Heritability of Resistance to Rhizoctonia Fruit Rot in a Wide Base Cucumber Population

Cucurbit Genetics Cooperative Report 7:25-26 (article 12) 1984

J.T. Sloane and T.C. Wehner
Department of Horticultural Science, North Carolina State University, Raleigh, NC 27695-7609

Rhizoctonia fruit rot is a major disease problem in the southern U.S., reducing yields by an average of 7 to 9% annually (3). No single-gene resistance to the disease has been found, however. Recently, screening methods have been developed and lines identified that have quantitatively-inherited resistance to the disease (2). In order to plan a breeding program to incorporate that resistance into commercially acceptable cultivars, a measurement of the heritability of the trait is needed. The objective of this study was to measure the heritability of Rhizoctonia fruit rot resistance in the wide-base cucumber population, NCWBP.

Methods. A wide-base population was developed by intercrossing all available cucumber Plant Introduction lines (from the Regional Plant Introduction Station at Ames, Iowa), breeding lines and cultivars, totaling 1063 lines. The lines were intercrossed in 1981 and the pickling cucumber types harvested and intercrossed in 1982 to form the North Carolina Wide Base Pickle (NCWBP) population. After intercrossing, 112 plants were selected at random and tested for Rhizoctonia fruit rot resistance. The plants were flagged and seed harvested from each plant at maturity for the progeny test. The progeny (half-sib families) were planted in 1983 and 3 plants in each family tested for fruit rot resistance. The test involved harvest of 1 fruit, approximately 50 mm in diameter, from each plant. Fruit were taken to the laboratory and placed on soil that had been inoculated with oat grains (3200/m2) infested with a mixture of 12 Rhizoctonia isolates obtained from cucumber production areas in North Carolina. The soil was held in flats on a mist shelf system that applied 3 ml of water for 1 min every 3 days. After 10 days, the fruit were scored for percent of the surface infected with Rhizoctonia. Analysis of the data was by parent-progeny regression, which has been shown to estimate 1/2 the narrow-sense heritability, h2N (1).

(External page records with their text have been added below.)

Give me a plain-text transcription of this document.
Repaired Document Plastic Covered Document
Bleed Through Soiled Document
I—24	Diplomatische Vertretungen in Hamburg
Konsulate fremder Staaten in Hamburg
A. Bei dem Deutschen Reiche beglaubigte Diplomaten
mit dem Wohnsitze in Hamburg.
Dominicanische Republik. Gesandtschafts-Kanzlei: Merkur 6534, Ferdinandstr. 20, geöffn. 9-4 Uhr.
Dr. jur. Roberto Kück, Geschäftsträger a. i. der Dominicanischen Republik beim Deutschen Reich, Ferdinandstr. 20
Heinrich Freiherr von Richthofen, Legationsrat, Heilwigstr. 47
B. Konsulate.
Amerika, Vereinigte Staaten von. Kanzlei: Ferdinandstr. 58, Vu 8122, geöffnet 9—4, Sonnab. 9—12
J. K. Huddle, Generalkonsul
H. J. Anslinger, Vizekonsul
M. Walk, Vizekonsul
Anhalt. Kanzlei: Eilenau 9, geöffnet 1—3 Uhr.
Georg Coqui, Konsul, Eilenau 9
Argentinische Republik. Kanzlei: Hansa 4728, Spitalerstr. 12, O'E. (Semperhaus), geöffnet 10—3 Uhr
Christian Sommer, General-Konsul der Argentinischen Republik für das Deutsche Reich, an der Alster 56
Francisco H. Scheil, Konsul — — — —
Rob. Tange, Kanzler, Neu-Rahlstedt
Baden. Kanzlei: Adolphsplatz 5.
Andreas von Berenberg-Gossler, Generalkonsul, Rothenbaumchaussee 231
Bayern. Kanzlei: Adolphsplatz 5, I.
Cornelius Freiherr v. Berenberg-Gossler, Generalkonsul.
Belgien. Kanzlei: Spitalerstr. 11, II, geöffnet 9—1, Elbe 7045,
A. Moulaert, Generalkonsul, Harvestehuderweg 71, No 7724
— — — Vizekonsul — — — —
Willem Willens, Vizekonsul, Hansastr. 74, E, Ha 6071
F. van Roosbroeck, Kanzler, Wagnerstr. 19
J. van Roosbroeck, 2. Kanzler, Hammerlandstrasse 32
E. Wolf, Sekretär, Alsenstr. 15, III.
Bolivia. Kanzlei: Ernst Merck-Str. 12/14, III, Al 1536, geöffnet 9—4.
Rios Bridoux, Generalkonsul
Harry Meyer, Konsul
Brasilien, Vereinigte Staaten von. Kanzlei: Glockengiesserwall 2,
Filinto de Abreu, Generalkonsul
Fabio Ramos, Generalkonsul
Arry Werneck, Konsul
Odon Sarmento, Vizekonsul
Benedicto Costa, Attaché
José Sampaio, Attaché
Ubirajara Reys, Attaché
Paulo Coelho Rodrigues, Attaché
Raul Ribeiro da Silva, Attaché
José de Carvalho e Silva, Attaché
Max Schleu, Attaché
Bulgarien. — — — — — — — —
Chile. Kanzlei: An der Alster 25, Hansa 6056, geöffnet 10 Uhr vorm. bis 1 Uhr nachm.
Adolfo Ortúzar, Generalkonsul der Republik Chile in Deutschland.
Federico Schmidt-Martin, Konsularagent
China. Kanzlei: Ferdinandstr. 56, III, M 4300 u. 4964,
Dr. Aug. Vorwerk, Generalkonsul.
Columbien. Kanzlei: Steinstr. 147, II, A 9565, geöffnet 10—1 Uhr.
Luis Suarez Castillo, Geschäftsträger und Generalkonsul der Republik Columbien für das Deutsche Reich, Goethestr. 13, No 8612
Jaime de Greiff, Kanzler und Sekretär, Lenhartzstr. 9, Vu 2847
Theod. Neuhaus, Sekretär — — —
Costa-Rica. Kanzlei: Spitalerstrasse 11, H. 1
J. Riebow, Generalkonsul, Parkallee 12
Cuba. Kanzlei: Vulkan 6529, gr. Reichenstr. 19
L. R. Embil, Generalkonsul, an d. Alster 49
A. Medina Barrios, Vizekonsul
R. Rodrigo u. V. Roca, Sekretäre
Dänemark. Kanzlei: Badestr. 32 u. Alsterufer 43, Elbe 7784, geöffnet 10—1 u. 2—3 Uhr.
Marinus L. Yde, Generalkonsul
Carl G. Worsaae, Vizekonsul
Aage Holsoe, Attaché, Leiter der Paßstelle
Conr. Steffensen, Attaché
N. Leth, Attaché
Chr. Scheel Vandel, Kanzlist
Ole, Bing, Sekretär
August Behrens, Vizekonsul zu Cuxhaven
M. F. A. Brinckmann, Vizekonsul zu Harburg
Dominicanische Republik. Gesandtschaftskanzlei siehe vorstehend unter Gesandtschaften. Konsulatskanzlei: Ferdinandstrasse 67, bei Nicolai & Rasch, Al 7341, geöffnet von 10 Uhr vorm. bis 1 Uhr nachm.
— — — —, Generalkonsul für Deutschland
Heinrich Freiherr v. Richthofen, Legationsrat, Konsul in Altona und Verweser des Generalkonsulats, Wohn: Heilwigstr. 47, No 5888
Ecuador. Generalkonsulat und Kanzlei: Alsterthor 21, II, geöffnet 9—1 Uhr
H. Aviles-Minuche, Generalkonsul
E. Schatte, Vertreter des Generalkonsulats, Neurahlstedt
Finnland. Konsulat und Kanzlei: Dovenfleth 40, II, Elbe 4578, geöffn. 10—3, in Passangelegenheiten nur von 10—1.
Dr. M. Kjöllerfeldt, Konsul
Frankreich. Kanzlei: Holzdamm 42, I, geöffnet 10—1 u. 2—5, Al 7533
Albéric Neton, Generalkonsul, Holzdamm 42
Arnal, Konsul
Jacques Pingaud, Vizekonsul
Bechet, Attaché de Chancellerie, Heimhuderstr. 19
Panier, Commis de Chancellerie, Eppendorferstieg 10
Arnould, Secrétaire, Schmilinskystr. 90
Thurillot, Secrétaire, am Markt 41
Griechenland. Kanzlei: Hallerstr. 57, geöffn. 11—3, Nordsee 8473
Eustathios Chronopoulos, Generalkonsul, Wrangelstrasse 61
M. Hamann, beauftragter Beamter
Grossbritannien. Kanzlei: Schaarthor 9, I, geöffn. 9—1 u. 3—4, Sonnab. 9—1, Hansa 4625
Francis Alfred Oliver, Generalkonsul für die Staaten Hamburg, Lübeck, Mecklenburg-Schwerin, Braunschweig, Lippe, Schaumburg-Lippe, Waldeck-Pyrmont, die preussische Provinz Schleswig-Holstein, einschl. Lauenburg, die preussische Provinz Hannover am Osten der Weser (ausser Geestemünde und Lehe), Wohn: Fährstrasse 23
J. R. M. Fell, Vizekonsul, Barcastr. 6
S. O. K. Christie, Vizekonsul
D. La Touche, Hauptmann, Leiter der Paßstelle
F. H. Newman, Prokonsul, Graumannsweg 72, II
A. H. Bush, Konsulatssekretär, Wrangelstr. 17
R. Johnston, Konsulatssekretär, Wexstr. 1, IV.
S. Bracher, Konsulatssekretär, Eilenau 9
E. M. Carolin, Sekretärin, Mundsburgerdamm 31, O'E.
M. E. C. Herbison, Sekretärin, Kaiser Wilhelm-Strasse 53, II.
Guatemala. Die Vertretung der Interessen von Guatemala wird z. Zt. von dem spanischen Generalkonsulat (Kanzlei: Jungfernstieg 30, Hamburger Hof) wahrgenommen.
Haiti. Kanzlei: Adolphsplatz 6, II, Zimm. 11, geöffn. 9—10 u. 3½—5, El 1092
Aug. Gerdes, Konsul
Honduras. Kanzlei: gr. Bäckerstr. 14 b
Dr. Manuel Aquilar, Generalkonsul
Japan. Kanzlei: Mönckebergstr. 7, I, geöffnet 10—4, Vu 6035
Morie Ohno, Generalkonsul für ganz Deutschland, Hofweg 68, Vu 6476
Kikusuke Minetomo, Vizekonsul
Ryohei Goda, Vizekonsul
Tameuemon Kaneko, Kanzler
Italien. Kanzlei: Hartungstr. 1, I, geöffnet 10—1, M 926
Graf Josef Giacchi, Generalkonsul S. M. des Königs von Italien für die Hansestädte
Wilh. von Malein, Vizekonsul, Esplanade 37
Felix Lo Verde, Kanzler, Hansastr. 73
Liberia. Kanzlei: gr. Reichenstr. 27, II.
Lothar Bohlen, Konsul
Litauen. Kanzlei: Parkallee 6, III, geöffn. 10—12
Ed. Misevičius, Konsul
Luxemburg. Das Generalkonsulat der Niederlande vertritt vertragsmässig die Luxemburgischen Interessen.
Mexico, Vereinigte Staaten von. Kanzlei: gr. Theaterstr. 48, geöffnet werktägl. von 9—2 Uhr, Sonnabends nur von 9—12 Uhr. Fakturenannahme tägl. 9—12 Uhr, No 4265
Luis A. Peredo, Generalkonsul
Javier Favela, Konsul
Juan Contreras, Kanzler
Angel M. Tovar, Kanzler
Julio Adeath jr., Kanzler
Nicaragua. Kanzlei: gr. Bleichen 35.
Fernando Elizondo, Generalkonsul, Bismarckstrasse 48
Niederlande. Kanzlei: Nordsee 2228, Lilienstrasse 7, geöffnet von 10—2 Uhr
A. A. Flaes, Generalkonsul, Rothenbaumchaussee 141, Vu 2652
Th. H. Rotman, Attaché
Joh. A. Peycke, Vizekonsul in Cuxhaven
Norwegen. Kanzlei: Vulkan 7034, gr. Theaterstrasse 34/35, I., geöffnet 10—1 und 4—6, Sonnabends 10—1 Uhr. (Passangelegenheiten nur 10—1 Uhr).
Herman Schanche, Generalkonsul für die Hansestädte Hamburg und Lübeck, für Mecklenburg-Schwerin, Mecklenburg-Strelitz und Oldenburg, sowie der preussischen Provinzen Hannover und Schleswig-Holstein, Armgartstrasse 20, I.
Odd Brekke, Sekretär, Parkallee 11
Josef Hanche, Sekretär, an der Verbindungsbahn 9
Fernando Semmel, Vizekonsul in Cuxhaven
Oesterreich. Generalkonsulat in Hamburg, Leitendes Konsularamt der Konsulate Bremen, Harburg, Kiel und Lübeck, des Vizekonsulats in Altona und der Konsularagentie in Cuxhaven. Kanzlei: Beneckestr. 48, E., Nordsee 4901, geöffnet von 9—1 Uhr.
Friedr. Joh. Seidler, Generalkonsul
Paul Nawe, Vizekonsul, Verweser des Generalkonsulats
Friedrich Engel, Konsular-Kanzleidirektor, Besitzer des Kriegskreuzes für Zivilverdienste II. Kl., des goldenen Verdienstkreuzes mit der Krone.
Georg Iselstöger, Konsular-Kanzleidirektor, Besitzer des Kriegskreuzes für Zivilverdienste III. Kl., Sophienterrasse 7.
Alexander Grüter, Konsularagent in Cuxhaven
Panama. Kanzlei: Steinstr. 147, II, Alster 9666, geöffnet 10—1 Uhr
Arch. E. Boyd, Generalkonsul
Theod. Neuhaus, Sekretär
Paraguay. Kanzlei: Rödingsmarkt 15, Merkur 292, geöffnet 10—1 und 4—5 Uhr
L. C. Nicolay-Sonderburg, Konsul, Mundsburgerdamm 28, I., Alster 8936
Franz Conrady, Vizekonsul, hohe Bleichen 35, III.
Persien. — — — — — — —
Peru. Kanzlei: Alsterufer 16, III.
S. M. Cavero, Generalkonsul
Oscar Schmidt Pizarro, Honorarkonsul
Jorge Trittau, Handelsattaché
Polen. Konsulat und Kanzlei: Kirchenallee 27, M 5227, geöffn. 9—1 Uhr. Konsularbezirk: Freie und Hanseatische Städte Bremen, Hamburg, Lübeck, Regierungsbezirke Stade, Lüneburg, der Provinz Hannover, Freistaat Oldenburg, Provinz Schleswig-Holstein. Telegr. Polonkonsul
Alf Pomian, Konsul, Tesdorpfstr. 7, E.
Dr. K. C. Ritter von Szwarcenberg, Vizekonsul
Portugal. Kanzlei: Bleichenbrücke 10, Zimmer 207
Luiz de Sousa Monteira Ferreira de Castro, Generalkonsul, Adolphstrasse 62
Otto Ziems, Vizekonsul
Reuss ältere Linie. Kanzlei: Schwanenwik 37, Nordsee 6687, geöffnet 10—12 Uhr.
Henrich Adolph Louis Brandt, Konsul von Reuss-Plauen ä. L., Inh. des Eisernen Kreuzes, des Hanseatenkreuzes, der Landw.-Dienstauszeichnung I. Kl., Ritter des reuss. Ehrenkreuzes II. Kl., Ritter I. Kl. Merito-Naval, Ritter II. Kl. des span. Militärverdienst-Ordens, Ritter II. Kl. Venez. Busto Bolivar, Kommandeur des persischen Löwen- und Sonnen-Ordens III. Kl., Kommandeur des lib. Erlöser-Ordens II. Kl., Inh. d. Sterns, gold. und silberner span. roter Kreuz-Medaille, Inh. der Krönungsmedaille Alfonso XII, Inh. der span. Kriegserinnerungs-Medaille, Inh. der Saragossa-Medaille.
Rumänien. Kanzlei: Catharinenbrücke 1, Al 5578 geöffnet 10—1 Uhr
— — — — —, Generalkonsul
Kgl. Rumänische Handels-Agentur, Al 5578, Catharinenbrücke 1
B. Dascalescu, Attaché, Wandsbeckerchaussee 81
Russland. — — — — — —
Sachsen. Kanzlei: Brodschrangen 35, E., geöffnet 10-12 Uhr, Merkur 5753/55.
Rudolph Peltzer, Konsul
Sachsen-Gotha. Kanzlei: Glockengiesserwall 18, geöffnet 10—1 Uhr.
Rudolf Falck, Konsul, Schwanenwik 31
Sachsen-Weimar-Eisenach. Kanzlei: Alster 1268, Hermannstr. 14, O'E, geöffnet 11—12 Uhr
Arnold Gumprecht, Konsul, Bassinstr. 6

Results. The population had a fairly high level of resistance and the detached fruit test was not as severe a test as has been developed more recently. However, there was a wide range of disease reaction, and the population mean of 2.1% fruit damage was considered to be an intermediate level between resistant and susceptible (Table 1). The heritability of resistance was estimated to be 0.24, considered low to moderate. Progress for incorporating resistance into cultivars should be steady. The formula for calculation of gain from selection was used to estimate that half-sib family selection (where the best 10% of 300 families tested were intercrossed in isolation each year) would result in a population mean of 0% fruit damage after 1 cycle of selection. However, more recent research has resulted in the development of a more severe screening procedure, so progress toward a higher level of resistance might not be so rapid. It appears that resistance can be transferred to commercially acceptable cultivars with slightly more effort than that being spent on transfer of high levels of anthracnose resistance.

Table 1. Rhizoctonia fruit rot resistance in the NCWBP population, and estimates of genetic variance and heritability from parent-progeny regression analysis of a sample of 112 plants.z

 

Statistic

Value

Mean

2.1%

Range

– Highest

12.0%

– Lowest

0.0%

b(parent-offspring)

0.12

h2N

0.24
zData were based on a single fruit per plant evaluated for percent of surface infected after 10 days of exposure to soil infested with Rhizoctonia solani.

 

Literature Cited

  1. Falconer, D.S. 1979. Introduction to Quantitative Genetics. Longman Inc., New York. 340 p.
  2. Sloane, J.T., T.C. Wehner and S.F. Jenkins, Jr. 1983. Screening cucumber for resistance to belly rot caused by Rhizoctonia solani. Cucurbit Gen. Coop. Rpt. 6:29-31.
  3. Sumner, D.R. and D.A. Smittle. 1976. Etiology and Control of Fruit Rot of Cucumber in Single Harvesting for Pickles. Plant Dis. Reptr. 60:304-307.